Nous sommes réunis aujourd’hui pour célébrer la mémoire de mon père Rémi DALLE, commandeur de la Légion d’honneur.

Comment un simple fils de métayer lozérien a-t-il pu accéder à une telle preuve de reconnaissance de la Nation ?

Tu es né le 18 juin 1925, près de Saint-Denis en Margeride, dans une ferme isolée des hauts plateaux lozériens. Tu commences ta vie d’enfant de paysan et tu parles patois, mais dès ton arrivée à l’école de St-Denis, ton instituteur décèle en toi de réelles aptitudes.

La famille n’a pas les moyens de payer des études secondaires et la solution trouvée est de te mettre en pension chez les enfants de troupe pour faire carrière dans l’armée.

C’est ainsi qu’à 12 ans, tu iras à l’École militaire préparatoire de Billom dans le Puy de Dôme. Tu ne retrouveras tes parents que pour les vacances 3 fois par an. L’armée devient ta nouvelle famille.

Avec l’invasion allemande, ton école est déplacée à Béziers où tu feras la connaissance de Maman. Mais, début 44, l’école est encore déplacée à Tulle, où âgé de 19 ans, tu es entré dans la résistance, dans l’Armée secrète, organisation gaulliste du général Delestraint.

 

Survient à Tulle, l’attaque prématurée des FTP communistes sur les forces allemandes. La division Das Reich appelée en renfort reprend rapidement la ville et décide, en représailles des 40 morts allemands, la pendaison de 120 otages français. Tu fais partie des otages et assistes aux pendaisons de tes compagnons, par groupes de 10, mais faute de cordages les exécutions s’arrêtent à 99 et les survivants sont déportés à Dachau. Au camp de concentration, ta connaissance de la langue allemande et ton activisme te permettent de préserver la vie de déportés français.

Dénoncé, tu échappes encore à la pendaison mais tu es envoyé au camp de punition, une mine de fer aux conditions de vie infernales dont on ne revient pas. Mais l’avancée des troupes russes et la désorganisation qui s’ensuit te permettent de t’évader. Là encore ta connaissance de l’allemand et ton dynamisme favoriseront ton difficile retour par tes propres moyens depuis le fonds de l’Autriche jusqu’à Strasbourg.

 

Ta santé rétablie, tu n’as pas oublié la jeune Biterroise connue lors de ton affectation à Béziers et tu l’épouses en janvier 47. Entre-temps, tu t’es engagé comme simple soldat au 153e régiment d’infanterie et tu as déjà rapidement gravi les premiers échelons de la hiérarchie. Viennent ensuite différentes affectations pour le jeune couple en Autriche et en Allemagne où tu prépares l’entrée à St-Cyr que tu intègres en 1949, promotion "Général Frère". En août 49, tu deviens papa avec ma venue au monde.

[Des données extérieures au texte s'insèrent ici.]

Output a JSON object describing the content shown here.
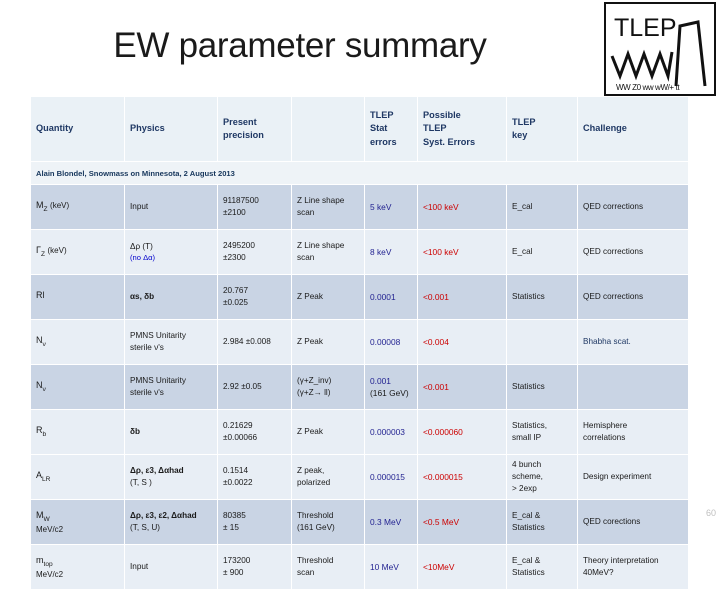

À ta sortie de St-Cyr, la guerre d’Indochine a déjà commencé et devenu lieutenant, tu es affecté au 3e bataillon Thaï, appelé aussi le Bataillon des Seigneurs, en raison de l’aura des officiers qui tenaient, avec des troupes composées à 90 % de Thaï, d’immenses territoires à l’ouest de la Cochinchine. Tu y serviras avec des officiers prestigieux comme Bigeard ou Guilleminot.

Entre deux missions dans le Delta, tu apprends la naissance de ta fille Chantal.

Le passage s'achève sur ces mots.